The University Art Gallery hosted the event where students and staff discussed feminism and a possible new feminism-themed magazine. SABRINA ZELAYA | THE POLY POST

Ethnic and Women’s Studies Department supports new feminist publication

On March 14, the University Art Gallery hosted a feminism discussion in celebration of “Women’s Herstory Month.” 

“Feminisms in Motion: Voice for Justice, Liberation and Transformations” was co-sponsored by the Ethnic & Women’s Studies Department and the Office of Student Life and Cultural Centers to discuss a new publication of the same name.

“It’s super inspiring to do an event like this in this space with this exhibition, which is so interesting and multi-voiced and covering so many issues, which is exactly the kind of art project I like to see,” Coeditor Jessica Hoffmann said. “Also, to interact with students and the fact after a couple students met and talked about starting a feminist magazine together and that is the best thing to me — people continuing the conversation.”

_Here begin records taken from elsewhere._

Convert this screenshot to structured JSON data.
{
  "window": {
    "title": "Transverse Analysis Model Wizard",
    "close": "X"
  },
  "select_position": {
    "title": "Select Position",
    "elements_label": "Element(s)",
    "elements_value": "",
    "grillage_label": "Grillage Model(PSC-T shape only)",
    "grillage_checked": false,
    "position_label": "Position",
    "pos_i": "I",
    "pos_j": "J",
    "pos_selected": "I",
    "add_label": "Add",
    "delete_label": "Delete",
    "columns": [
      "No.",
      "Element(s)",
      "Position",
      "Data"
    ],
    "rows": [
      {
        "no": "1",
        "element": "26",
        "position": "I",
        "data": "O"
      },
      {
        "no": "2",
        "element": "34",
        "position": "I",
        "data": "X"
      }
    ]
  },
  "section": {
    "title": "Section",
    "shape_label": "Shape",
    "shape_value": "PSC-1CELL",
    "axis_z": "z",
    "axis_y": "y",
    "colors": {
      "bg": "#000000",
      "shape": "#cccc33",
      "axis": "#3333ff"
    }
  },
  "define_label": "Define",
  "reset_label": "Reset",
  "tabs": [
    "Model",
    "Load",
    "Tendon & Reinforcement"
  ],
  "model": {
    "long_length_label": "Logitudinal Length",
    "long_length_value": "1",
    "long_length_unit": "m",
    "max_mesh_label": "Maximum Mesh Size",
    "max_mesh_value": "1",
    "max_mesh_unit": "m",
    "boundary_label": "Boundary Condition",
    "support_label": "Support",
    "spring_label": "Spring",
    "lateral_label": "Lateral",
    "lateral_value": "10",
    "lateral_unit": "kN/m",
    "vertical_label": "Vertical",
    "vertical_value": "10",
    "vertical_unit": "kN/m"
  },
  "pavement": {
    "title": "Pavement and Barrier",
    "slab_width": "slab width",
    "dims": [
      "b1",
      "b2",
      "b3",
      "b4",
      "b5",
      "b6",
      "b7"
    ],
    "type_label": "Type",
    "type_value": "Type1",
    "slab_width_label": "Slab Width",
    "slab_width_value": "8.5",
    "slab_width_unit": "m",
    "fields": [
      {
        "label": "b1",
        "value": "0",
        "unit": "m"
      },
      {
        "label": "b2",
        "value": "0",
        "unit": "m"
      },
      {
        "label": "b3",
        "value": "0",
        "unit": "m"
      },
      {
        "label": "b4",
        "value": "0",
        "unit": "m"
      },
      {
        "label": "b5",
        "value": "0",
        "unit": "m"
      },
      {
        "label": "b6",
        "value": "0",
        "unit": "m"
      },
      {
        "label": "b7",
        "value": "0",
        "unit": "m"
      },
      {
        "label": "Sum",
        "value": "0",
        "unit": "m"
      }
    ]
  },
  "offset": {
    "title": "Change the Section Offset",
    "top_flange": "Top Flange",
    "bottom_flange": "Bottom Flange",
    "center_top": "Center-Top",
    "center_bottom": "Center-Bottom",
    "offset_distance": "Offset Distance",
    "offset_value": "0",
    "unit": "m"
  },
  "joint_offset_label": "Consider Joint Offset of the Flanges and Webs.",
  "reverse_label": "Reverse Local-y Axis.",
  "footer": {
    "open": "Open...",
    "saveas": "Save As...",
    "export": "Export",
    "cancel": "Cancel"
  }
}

Inspired by a Los Angeles-based magazine called make/shift., the publication offered some of the most inspiring feminist voices of the decade, tackling issues of immigration, climate change, prison abolition and more. 

The University Art Gallery hosted the event where students and staff discussed feminism and a possible new feminism-themed magazine. (Sabrina Zelaya | The Poly Post)

Angela Y. Davis called the anthology “a historical record of significant antiracist feminist interventions and a road map for moving us in the direction of freedom and justice.” 

Hoffmann, and contributors Stephanie Abraham, marketing and communication specialist in the department of Strategic Communications, Mia Mingus and Amitis Motevalli all read excerpts from the book, many of which detailed the hardships women in other countries had to face. The presentation was facilitated by the Curator of the W. Keith and Janet Kellogg University Art Gallery Michele Cairella-Fillmore.

After the readings, attendees of the event were able to personally ask the speakers questions they had about feminist activism or the book itself, which was on sale at the event for $20.

“I feel like the classroom doesn’t always have four walls and some of the most important learning experiences for me when I was a student weren’t in the classroom,” Abraham said. “They came from experiences with staff mentoring me in different situations or coming to events like this where you can get inspired by seeing people who are doing grassroots activism and feminism. I think learning from other people’s personal experience can be so transformational.”

The event was in affiliation with the previous show at the Kellogg Art Gallery, “Somewhere in Between,” which ended March 17 and was curated by Bia Gayotto and Cairella-Fillmore.

“Somewhere in Between” was a group exhibition bringing together 24 Los Angeles-based artists of different international origins, ethnicities and cultures to tackle the discourse of Los Angeles and its cultural diversity. 

The theme of the exhibition went hand-in-hand with the anthology-inspired discussion to cover issues brought on by cultural differences.